Ambala looked like a shoppers’ paradise. And all the signs and adverts were in English!  There are plenty of stalls on Bury Market where you can take your pick of gorgeous Indian fabrics 🙂 , but you can’t just order an outfit and have it made to measure in a matter of a couple of hours, as Michael did in Ambala. I particularly liked the jacket.  Michael was laughing at himself over his penchant for bright colours.  I wish I had the nerve to wear them in England, like he does!   I’ve got a lovely Peruvian shawl that I bought – in my best GCSE Spanish – in Cusco, but I never wear it because I’d feel such a complete prat walking round town in something quite so bright!

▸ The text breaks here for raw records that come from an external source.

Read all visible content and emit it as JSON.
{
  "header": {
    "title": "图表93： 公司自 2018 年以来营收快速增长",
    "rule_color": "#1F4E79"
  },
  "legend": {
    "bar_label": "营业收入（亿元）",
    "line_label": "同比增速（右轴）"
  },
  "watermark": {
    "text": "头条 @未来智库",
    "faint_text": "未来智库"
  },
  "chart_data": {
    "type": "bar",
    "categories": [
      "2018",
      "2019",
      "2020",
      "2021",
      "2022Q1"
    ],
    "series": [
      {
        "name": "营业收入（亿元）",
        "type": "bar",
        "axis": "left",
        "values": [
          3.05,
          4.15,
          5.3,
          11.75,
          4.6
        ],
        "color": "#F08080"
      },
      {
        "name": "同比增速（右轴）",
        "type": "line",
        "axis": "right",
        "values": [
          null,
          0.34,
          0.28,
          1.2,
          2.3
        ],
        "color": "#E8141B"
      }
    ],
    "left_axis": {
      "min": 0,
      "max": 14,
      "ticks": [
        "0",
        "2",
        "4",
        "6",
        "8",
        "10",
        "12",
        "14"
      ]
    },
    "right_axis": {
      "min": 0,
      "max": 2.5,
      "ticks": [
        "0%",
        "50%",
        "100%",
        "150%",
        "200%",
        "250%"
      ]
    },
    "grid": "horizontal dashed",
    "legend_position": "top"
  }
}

His next stop was Chandigarh, which is now the capital of both Punjab state and Haryana state, but isn’t actually in either. This was certainly different: it was built in the 1950s, by a French-Swiss architect, and was designed to look modernistic and futuristic.  Clean, tidy and orderly – well, OK.  But it looked so soulless.  It made somewhere like Milton Keynes look like a centre of history and culture.  It was interesting, but … well, I want India to look Indian!  Like I want France to look French, Austria to look Austrian, etc etc.  Totally beside the point, but apparently more hamburgers than baguettes were sold in France last year.  Er, what’s that about?!  Whatever next 🙂 ?

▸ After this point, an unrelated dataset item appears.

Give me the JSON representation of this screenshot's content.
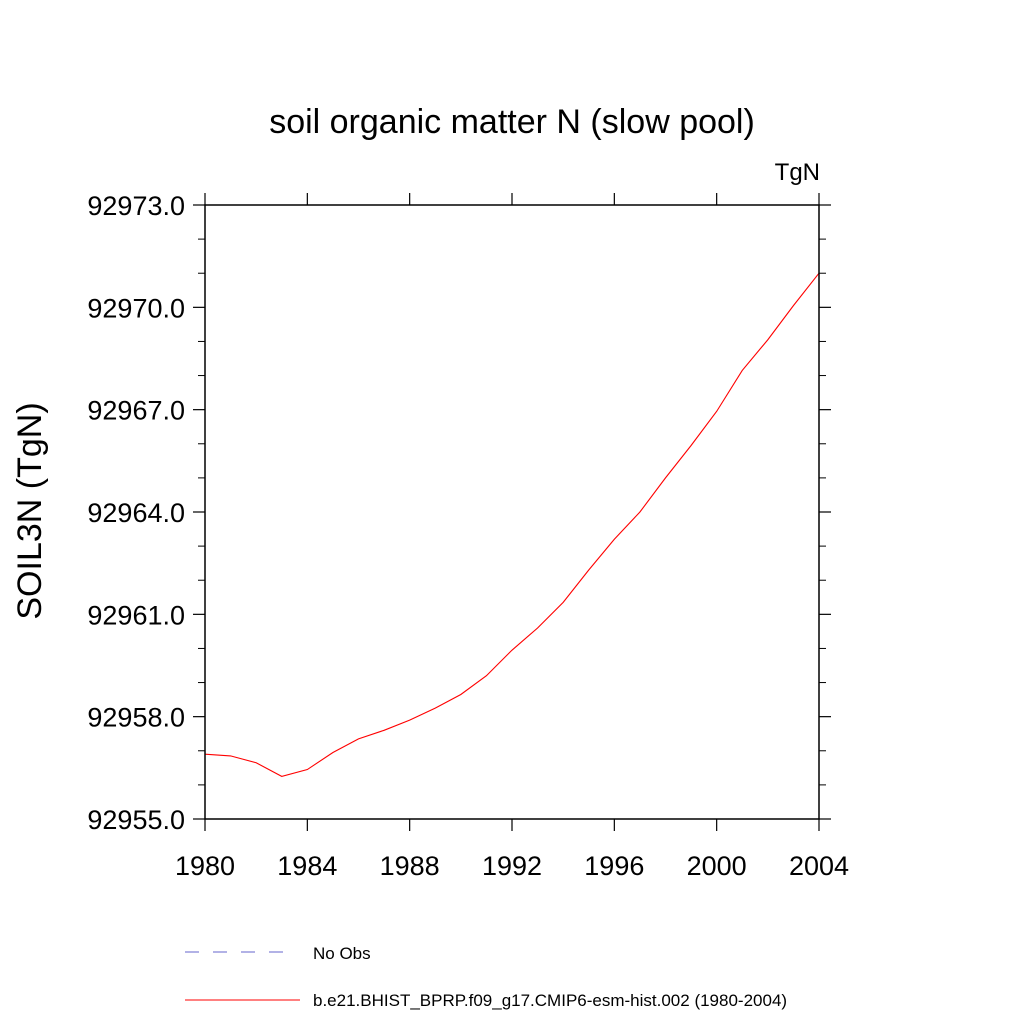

He did do some dancing, though, just to liven things up. Finally came the climax of the journey – the famous train ride through the Himalayas from Kalka to Shimla, in Himachal Pradesh province … formerly, then known as Simla, the hill station which was the summer capital of the British Raj.   I really fancied that train ride until he mentioned that it took five hours.  And I bet you can’t guarantee getting a seat facing forward and by the window.  I was OK on the Bernina Express, but I’m not sure how I’d cope with five hours on a narrow gauge mountain railway, however many travel sickness tablets I took!

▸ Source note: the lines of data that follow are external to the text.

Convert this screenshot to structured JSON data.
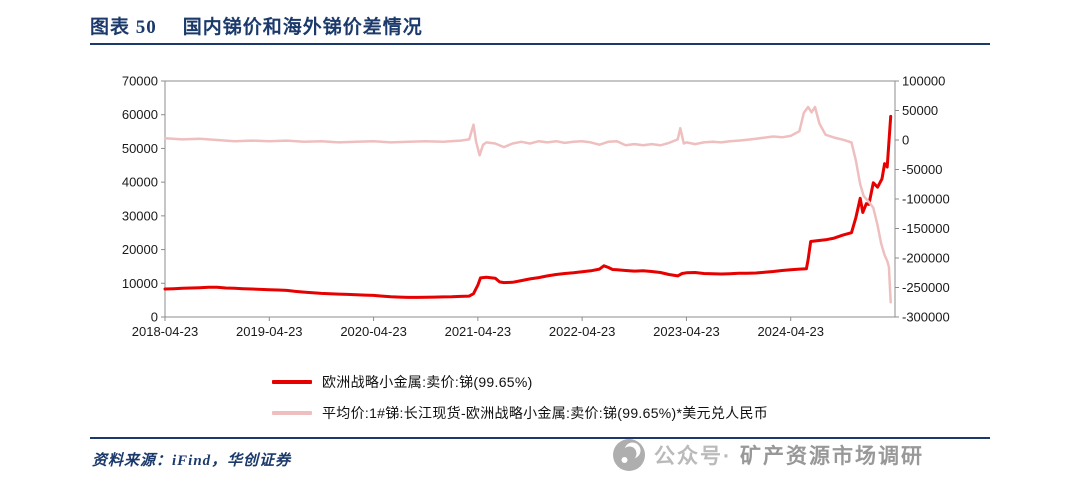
{
  "header": {
    "label": "图表 50",
    "title": "国内锑价和海外锑价差情况"
  },
  "chart_data": {
    "type": "line",
    "title": "国内锑价和海外锑价差情况",
    "x_unit": "months since 2018-04-23",
    "t_max": 84,
    "grid": false,
    "legend_position": "below",
    "x_ticks": [
      {
        "t": 0,
        "label": "2018-04-23"
      },
      {
        "t": 12,
        "label": "2019-04-23"
      },
      {
        "t": 24,
        "label": "2020-04-23"
      },
      {
        "t": 36,
        "label": "2021-04-23"
      },
      {
        "t": 48,
        "label": "2022-04-23"
      },
      {
        "t": 60,
        "label": "2023-04-23"
      },
      {
        "t": 72,
        "label": "2024-04-23"
      }
    ],
    "left_axis": {
      "min": 0,
      "max": 70000,
      "step": 10000
    },
    "right_axis": {
      "min": -300000,
      "max": 100000,
      "step": 50000
    },
    "series": [
      {
        "name": "欧洲战略小金属:卖价:锑(99.65%)",
        "axis": "left",
        "color": "#e60000",
        "width": 3,
        "points": [
          [
            0,
            8300
          ],
          [
            1,
            8400
          ],
          [
            2,
            8500
          ],
          [
            3,
            8600
          ],
          [
            4,
            8700
          ],
          [
            5,
            8800
          ],
          [
            6,
            8800
          ],
          [
            7,
            8600
          ],
          [
            8,
            8500
          ],
          [
            9,
            8400
          ],
          [
            10,
            8300
          ],
          [
            11,
            8200
          ],
          [
            12,
            8100
          ],
          [
            13,
            8000
          ],
          [
            14,
            7900
          ],
          [
            15,
            7600
          ],
          [
            16,
            7400
          ],
          [
            17,
            7200
          ],
          [
            18,
            7000
          ],
          [
            19,
            6900
          ],
          [
            20,
            6800
          ],
          [
            21,
            6700
          ],
          [
            22,
            6600
          ],
          [
            23,
            6500
          ],
          [
            24,
            6400
          ],
          [
            25,
            6200
          ],
          [
            26,
            6000
          ],
          [
            27,
            5900
          ],
          [
            28,
            5800
          ],
          [
            29,
            5800
          ],
          [
            30,
            5850
          ],
          [
            31,
            5900
          ],
          [
            32,
            5950
          ],
          [
            33,
            6000
          ],
          [
            34,
            6100
          ],
          [
            35,
            6200
          ],
          [
            35.5,
            6900
          ],
          [
            36,
            9500
          ],
          [
            36.3,
            11600
          ],
          [
            37,
            11800
          ],
          [
            38,
            11500
          ],
          [
            38.5,
            10400
          ],
          [
            39,
            10200
          ],
          [
            40,
            10300
          ],
          [
            41,
            10800
          ],
          [
            42,
            11300
          ],
          [
            43,
            11700
          ],
          [
            44,
            12200
          ],
          [
            45,
            12600
          ],
          [
            46,
            12900
          ],
          [
            47,
            13100
          ],
          [
            48,
            13400
          ],
          [
            49,
            13700
          ],
          [
            50,
            14200
          ],
          [
            50.5,
            15200
          ],
          [
            51,
            14700
          ],
          [
            51.5,
            14100
          ],
          [
            52,
            14000
          ],
          [
            53,
            13800
          ],
          [
            54,
            13600
          ],
          [
            55,
            13700
          ],
          [
            56,
            13500
          ],
          [
            57,
            13200
          ],
          [
            58,
            12600
          ],
          [
            59,
            12200
          ],
          [
            59.5,
            12900
          ],
          [
            60,
            13100
          ],
          [
            61,
            13200
          ],
          [
            62,
            12900
          ],
          [
            63,
            12800
          ],
          [
            64,
            12750
          ],
          [
            65,
            12850
          ],
          [
            66,
            12950
          ],
          [
            67,
            13000
          ],
          [
            68,
            13050
          ],
          [
            69,
            13250
          ],
          [
            70,
            13500
          ],
          [
            71,
            13800
          ],
          [
            72,
            14000
          ],
          [
            73,
            14200
          ],
          [
            73.8,
            14300
          ],
          [
            74,
            17000
          ],
          [
            74.3,
            22400
          ],
          [
            75,
            22600
          ],
          [
            76,
            22900
          ],
          [
            77,
            23400
          ],
          [
            78,
            24300
          ],
          [
            79,
            25000
          ],
          [
            79.5,
            29500
          ],
          [
            80,
            35200
          ],
          [
            80.3,
            31000
          ],
          [
            80.7,
            33600
          ],
          [
            81,
            33400
          ],
          [
            81.5,
            39800
          ],
          [
            82,
            38500
          ],
          [
            82.5,
            41000
          ],
          [
            82.8,
            45500
          ],
          [
            83.1,
            44500
          ],
          [
            83.5,
            59500
          ]
        ]
      },
      {
        "name": "平均价:1#锑:长江现货-欧洲战略小金属:卖价:锑(99.65%)*美元兑人民币",
        "axis": "right",
        "color": "#efbfbf",
        "width": 2.5,
        "points": [
          [
            0,
            3000
          ],
          [
            2,
            1000
          ],
          [
            4,
            2000
          ],
          [
            6,
            0
          ],
          [
            8,
            -2000
          ],
          [
            10,
            -1000
          ],
          [
            12,
            -2000
          ],
          [
            14,
            -1000
          ],
          [
            16,
            -3000
          ],
          [
            18,
            -2000
          ],
          [
            20,
            -4000
          ],
          [
            22,
            -3000
          ],
          [
            24,
            -2000
          ],
          [
            26,
            -4000
          ],
          [
            28,
            -3000
          ],
          [
            30,
            -2000
          ],
          [
            32,
            -3000
          ],
          [
            34,
            -1000
          ],
          [
            35,
            1000
          ],
          [
            35.5,
            26000
          ],
          [
            35.8,
            -3000
          ],
          [
            36.2,
            -26000
          ],
          [
            36.6,
            -8000
          ],
          [
            37,
            -4000
          ],
          [
            38,
            -6000
          ],
          [
            39,
            -12000
          ],
          [
            40,
            -6000
          ],
          [
            41,
            -3000
          ],
          [
            42,
            -6000
          ],
          [
            43,
            -2000
          ],
          [
            44,
            -4000
          ],
          [
            45,
            -2000
          ],
          [
            46,
            -5000
          ],
          [
            47,
            -3000
          ],
          [
            48,
            -2000
          ],
          [
            49,
            -4000
          ],
          [
            50,
            -8000
          ],
          [
            51,
            -3000
          ],
          [
            52,
            -2000
          ],
          [
            53,
            -9000
          ],
          [
            54,
            -7000
          ],
          [
            55,
            -9000
          ],
          [
            56,
            -7000
          ],
          [
            57,
            -9000
          ],
          [
            58,
            -5000
          ],
          [
            59,
            1000
          ],
          [
            59.3,
            20000
          ],
          [
            59.7,
            -6000
          ],
          [
            60,
            -4000
          ],
          [
            61,
            -7000
          ],
          [
            62,
            -4000
          ],
          [
            63,
            -3000
          ],
          [
            64,
            -4000
          ],
          [
            65,
            -2000
          ],
          [
            66,
            -1000
          ],
          [
            67,
            500
          ],
          [
            68,
            2000
          ],
          [
            69,
            4000
          ],
          [
            70,
            6000
          ],
          [
            71,
            4500
          ],
          [
            72,
            7000
          ],
          [
            73,
            15000
          ],
          [
            73.5,
            46000
          ],
          [
            74,
            56000
          ],
          [
            74.4,
            47000
          ],
          [
            74.8,
            56000
          ],
          [
            75.3,
            28000
          ],
          [
            76,
            9000
          ],
          [
            77,
            4000
          ],
          [
            78,
            500
          ],
          [
            79,
            -4000
          ],
          [
            79.5,
            -35000
          ],
          [
            80,
            -75000
          ],
          [
            80.4,
            -95000
          ],
          [
            81,
            -105000
          ],
          [
            81.5,
            -115000
          ],
          [
            82,
            -145000
          ],
          [
            82.4,
            -175000
          ],
          [
            82.8,
            -195000
          ],
          [
            83.1,
            -205000
          ],
          [
            83.3,
            -215000
          ],
          [
            83.5,
            -275000
          ]
        ]
      }
    ]
  },
  "legend": {
    "items": [
      {
        "label": "欧洲战略小金属:卖价:锑(99.65%)",
        "color": "#e60000"
      },
      {
        "label": "平均价:1#锑:长江现货-欧洲战略小金属:卖价:锑(99.65%)*美元兑人民币",
        "color": "#efbfbf"
      }
    ]
  },
  "footer": {
    "source": "资料来源：iFind，华创证券"
  },
  "watermark": {
    "prefix": "公众号·",
    "name": "矿产资源市场调研"
  },
  "colors": {
    "accent_navy": "#1b3a6b",
    "series_red": "#e60000",
    "series_pink": "#efbfbf",
    "watermark_gray": "#8d8d8d"
  }
}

Anyway, it did look spectacular, and Michael clearly enjoyed it! And, as he said, it’s incredible to think that Simla was the administrative centre of the Raj from April to October for nearly 40 years before the railway was even built.  They were shlepping the entire paraphernalia of the administration of the British Raj up the Himalayas on elephants, carts drawn by bullocks, and palanquins.  One-fifth of the population of the planet were being ruled from this little town up in the hills, with nothing to link it even to the nearest decent-sized place but a mountain path.  It’s completely mad!  But it worked!  That’s even madder!  And, up there in the Himalayas, a lot of the buildings really did look like a corner of a foreign field (well, mountain) that was for ever England.

I’m not sure where else he’s going in this series, but I’ve always really fancied the Darjeeling Himalayan Railway. I think it’s the thought of the tea plantations.  Plus I remember once seeing a TV programme about it, presented by the late, great, Victoria Wood, who got very excited over the fact that the oldest steam locomotives on the railway were built by Sharp, Stewart and Company, originally of Manchester.  That was so exactly what I would have done!   I think I do quite fancy the Kalka-Shimla trip as well, though.  And Amritsar.  Oh, it’s nice to see somewhere different!  I love the British, Continental and American Railway/Railroad Journey programmes, but this series is going to be a bit different; and it’s got off to a really good start.  Bring on the next episode!